Thursday 13 Dec 2018

Inspections: Where to Inspect Products?

Where to inspect your ordered products can be a tricky question, because ideally you want inspect the products before accepting them – so that you can reject them without having to pay for them.

If you inspect the products at your supplier’s facilities, you can immediately reject them if they aren’t good quality. However, this usually isn’t a practical option, since your supplier is often thousands of miles away from you. More likely, you’ll do the inspections at your own facilities. But will it then be too late to reject low-quality products and get your money back?

This all hinges on the legal meaning of “acceptance”. To most people, “acceptance” means receiving products and then deciding to keep them. But for and payment processors such as Paypal, “acceptance” might mean the mere act of taking delivery of the products. Whether you like them or not, you’ve “accepted” the products – and your supplier is entitled to his payment – when you receive shipment and there’s a shipping record to prove it.

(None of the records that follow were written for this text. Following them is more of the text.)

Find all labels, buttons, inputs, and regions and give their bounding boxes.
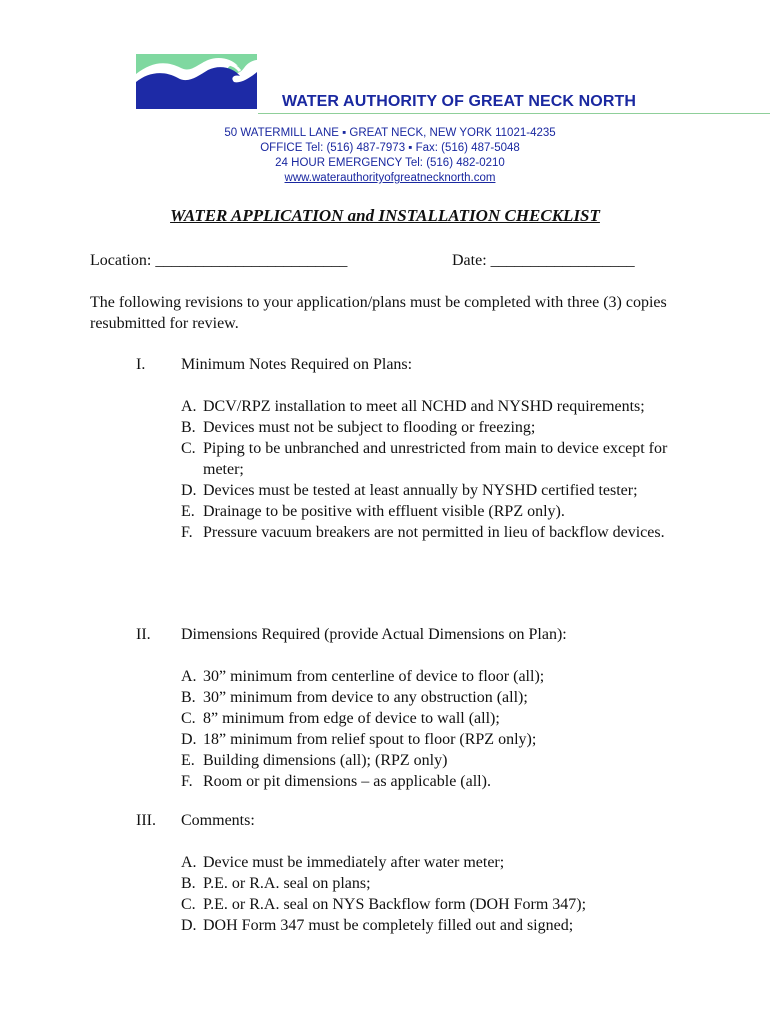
section-label: Comments: bbox=[181, 812, 255, 829]
list-item bbox=[181, 687, 681, 708]
list-item bbox=[181, 666, 681, 687]
item-text: P.E. or R.A. seal on NYS Backflow form (DOH Form 347); bbox=[203, 896, 587, 913]
document-title: WATER APPLICATION and INSTALLATION CHECKLIST bbox=[170, 206, 600, 225]
list-item bbox=[181, 771, 681, 792]
item-text: Devices must not be subject to flooding or freezing; bbox=[203, 419, 536, 436]
location-field[interactable]: Location: ________________________ bbox=[90, 252, 348, 269]
list-item bbox=[181, 396, 681, 417]
item-text: Devices must be tested at least annually by NYSHD certified tester; bbox=[203, 482, 638, 499]
item-text: Room or pit dimensions – as applicable (all). bbox=[203, 773, 491, 790]
item-text: 30” minimum from device to any obstruction (all); bbox=[203, 689, 528, 706]
item-text: P.E. or R.A. seal on plans; bbox=[203, 875, 371, 892]
item-letter: C. bbox=[181, 440, 196, 457]
item-letter: C. bbox=[181, 710, 196, 727]
section-label: Dimensions Required (provide Actual Dimensions on Plan): bbox=[181, 626, 567, 643]
item-text: 18” minimum from relief spout to floor (RPZ only); bbox=[203, 731, 537, 748]
item-letter: A. bbox=[181, 398, 197, 415]
item-letter: A. bbox=[181, 854, 197, 871]
item-letter: D. bbox=[181, 482, 197, 499]
contact-block bbox=[130, 126, 650, 186]
item-letter: D. bbox=[181, 731, 197, 748]
item-letter: E. bbox=[181, 503, 195, 520]
address-line: 50 WATERMILL LANE ▪ GREAT NECK, NEW YORK 11021-4235 bbox=[224, 127, 556, 139]
item-text: 30” minimum from centerline of device to floor (all); bbox=[203, 668, 545, 685]
date-field[interactable]: Date: __________________ bbox=[452, 252, 635, 269]
item-text: Drainage to be positive with effluent visible (RPZ only). bbox=[203, 503, 565, 520]
section-number: II. bbox=[136, 626, 151, 643]
item-letter: C. bbox=[181, 896, 196, 913]
item-text: DCV/RPZ installation to meet all NCHD and NYSHD requirements; bbox=[203, 398, 645, 415]
list-item bbox=[181, 729, 681, 750]
item-letter: B. bbox=[181, 689, 196, 706]
item-text: Piping to be unbranched and unrestricted from main to device except for meter; bbox=[203, 440, 668, 478]
list-item bbox=[181, 417, 681, 438]
section-number: I. bbox=[136, 356, 146, 373]
item-text: Building dimensions (all); (RPZ only) bbox=[203, 752, 448, 769]
list-item bbox=[181, 873, 681, 894]
item-text: Pressure vacuum breakers are not permitted in lieu of backflow devices. bbox=[203, 524, 665, 541]
item-letter: E. bbox=[181, 752, 195, 769]
item-letter: B. bbox=[181, 419, 196, 436]
item-letter: F. bbox=[181, 524, 193, 541]
list-item bbox=[181, 501, 681, 522]
list-item bbox=[181, 894, 681, 915]
checklist bbox=[181, 666, 681, 792]
item-text: DOH Form 347 must be completely filled out and signed; bbox=[203, 917, 574, 934]
item-letter: D. bbox=[181, 917, 197, 934]
list-item bbox=[181, 438, 681, 480]
list-item bbox=[181, 480, 681, 501]
checklist bbox=[181, 396, 681, 543]
item-letter: B. bbox=[181, 875, 196, 892]
organization-name: WATER AUTHORITY OF GREAT NECK NORTH bbox=[282, 93, 637, 110]
item-text: Device must be immediately after water meter; bbox=[203, 854, 505, 871]
list-item bbox=[181, 522, 681, 543]
intro-paragraph: The following revisions to your application/plans must be completed with three (3) copies resubmitted for review. bbox=[90, 294, 667, 332]
list-item bbox=[181, 852, 681, 873]
list-item bbox=[181, 750, 681, 771]
item-letter: F. bbox=[181, 773, 193, 790]
wave-logo-icon bbox=[136, 54, 257, 109]
emergency-phone-line: 24 HOUR EMERGENCY Tel: (516) 482-0210 bbox=[275, 157, 505, 169]
section-label: Minimum Notes Required on Plans: bbox=[181, 356, 413, 373]
website-link[interactable]: www.waterauthorityofgreatnecknorth.com bbox=[284, 172, 496, 184]
section-number: III. bbox=[136, 812, 156, 829]
header-divider bbox=[258, 113, 770, 114]
item-text: 8” minimum from edge of device to wall (all); bbox=[203, 710, 500, 727]
checklist bbox=[181, 852, 681, 936]
office-phone-line: OFFICE Tel: (516) 487-7973 ▪ Fax: (516) 487-5048 bbox=[260, 142, 520, 154]
item-letter: A. bbox=[181, 668, 197, 685]
list-item bbox=[181, 915, 681, 936]
list-item bbox=[181, 708, 681, 729]
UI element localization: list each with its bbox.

So you might have to be careful about where – and when – you inspect your ordered products. The best place to inspect them is at your supplier’s facilities. No one can argue you’ve “accepted” the products at this point.

But if the products have already entered your country, you might want to inspect them before they clear customs. If they’re unsatisfactory, reject and return them immediately.

Another possibility is to have the products delivered to your local post office and do inspections there in the presence of a postal agent (so the supplier can’t accuse you of damaging the shipment). If the products aren’t satisfactory, immediately refuse acceptance and return them to the supplier. Check with your local post office to see if this option is possible.

In any case, the whole point is to not “accept” any products unless you’re satisfied with them.

You can avoid all this legal wrangling by specifying the exact meaning of “acceptance” in your contract with your supplier. For example, you might want to explicitly reserve a 30-day inspection period, during which time you can reject and return any ordered products. By doing this, you won’t have to worry about exactly where – and when – you should do your inspections.